Salamfone Sdn Bhd
- Company type: Private Limited
- Industry: Telecommunication
- Defunct: 1 August 2013
- Headquarters: Bangsar, Kuala Lumpur, Malaysia
- Area served: Malaysia
- Products: Mobile Prepaid
- Parent: Reach Telecom Holdings K.S.C.C.
- Website: salamfone.my^{[dead link]}

= Salamfone =

Malaysian telecommunications company

Salamfone, a subsidiary of Kuwait’s Reach Telecom, was the world's first Syariah compliant mobile network. The Mobile Virtual Network Operator (MVNO) operated using the Maxis 2G network.
Salamfone closed down its business on 1 August 2013.

==Services and coverage==

The prepaid starter pack was priced at RM8.50 with RM5 airtime. Voice calls were charged RM0.20/min(normal rate is 25sen/min) to all network nationwide & each SMS costed 10sen. Data was pay-per-use and it was charged 10sen/10kb.

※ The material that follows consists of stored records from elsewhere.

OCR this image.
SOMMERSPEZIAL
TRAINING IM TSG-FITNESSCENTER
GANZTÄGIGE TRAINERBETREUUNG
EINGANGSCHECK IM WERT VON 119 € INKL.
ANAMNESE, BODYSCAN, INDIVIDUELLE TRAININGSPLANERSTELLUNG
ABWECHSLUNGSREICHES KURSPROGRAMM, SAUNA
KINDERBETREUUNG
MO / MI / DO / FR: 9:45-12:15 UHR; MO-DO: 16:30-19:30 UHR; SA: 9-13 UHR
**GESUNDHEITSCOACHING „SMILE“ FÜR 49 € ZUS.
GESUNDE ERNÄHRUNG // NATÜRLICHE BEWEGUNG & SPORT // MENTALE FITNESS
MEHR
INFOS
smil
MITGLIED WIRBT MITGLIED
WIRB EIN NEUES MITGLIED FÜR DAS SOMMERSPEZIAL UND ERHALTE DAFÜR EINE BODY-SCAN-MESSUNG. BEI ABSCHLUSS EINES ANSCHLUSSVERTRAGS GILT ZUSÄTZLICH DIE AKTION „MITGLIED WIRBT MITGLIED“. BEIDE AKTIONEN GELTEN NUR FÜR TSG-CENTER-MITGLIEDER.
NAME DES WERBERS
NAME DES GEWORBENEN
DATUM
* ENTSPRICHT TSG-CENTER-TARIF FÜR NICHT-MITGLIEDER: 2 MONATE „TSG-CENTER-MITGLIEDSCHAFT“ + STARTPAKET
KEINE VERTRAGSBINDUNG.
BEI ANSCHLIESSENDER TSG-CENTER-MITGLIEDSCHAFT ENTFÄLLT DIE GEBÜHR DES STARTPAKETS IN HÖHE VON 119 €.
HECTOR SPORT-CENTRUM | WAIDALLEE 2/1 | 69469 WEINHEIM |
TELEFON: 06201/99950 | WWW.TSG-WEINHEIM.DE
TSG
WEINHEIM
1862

Some of the services provided by Salamfone:

- Infaq-One sen was donated by Salamfone every time a customer calls another Salamfone customer
- Talian Hidayah – dedicated Islamic helpline
- Islamic Auspicious Days reminder and bonus
- Free inspiring religious SMS
- Islamic tunes – Nasyid and Islamic RBT
- Subscription Islamic Value Added Services
- Reload transfer

Salamfone was planned to be aggressively marketed at Kedah, Perlis, Terengganu and Kelantan as these locations have the highest concentration of Muslim residents in Malaysia. The service was primarily targeted to those in the age group of 17 to 55.

==Developments==
Salamfone, which received shariah certification in 2010, banned a number of things such as pornographic pictures sent and received through their lines.

==Termination==
In late-July 2013, during the final weeks of the Ramadan holy month, and with Hari Raya Aidilfitri around the corner, Salamfone users began to experience a series of service disruptions. It was later known that Salamfone was in the process of settling certain disputes with its host network Maxis. After a series of disagreements between Salamfone and Maxis, it was later decided that Maxis will terminate Salamfone's services and hence, Salamfone was forcibly shut down.

On August 1, Subscribers were given the option to migrate to a different service provider. Existing Salamfone subscribers with unused credits had the choice to either request a refund or transfer their unused credits to "XOX," another MVNO (Mobile Virtual Network Operator) operator, in order to continue their services there.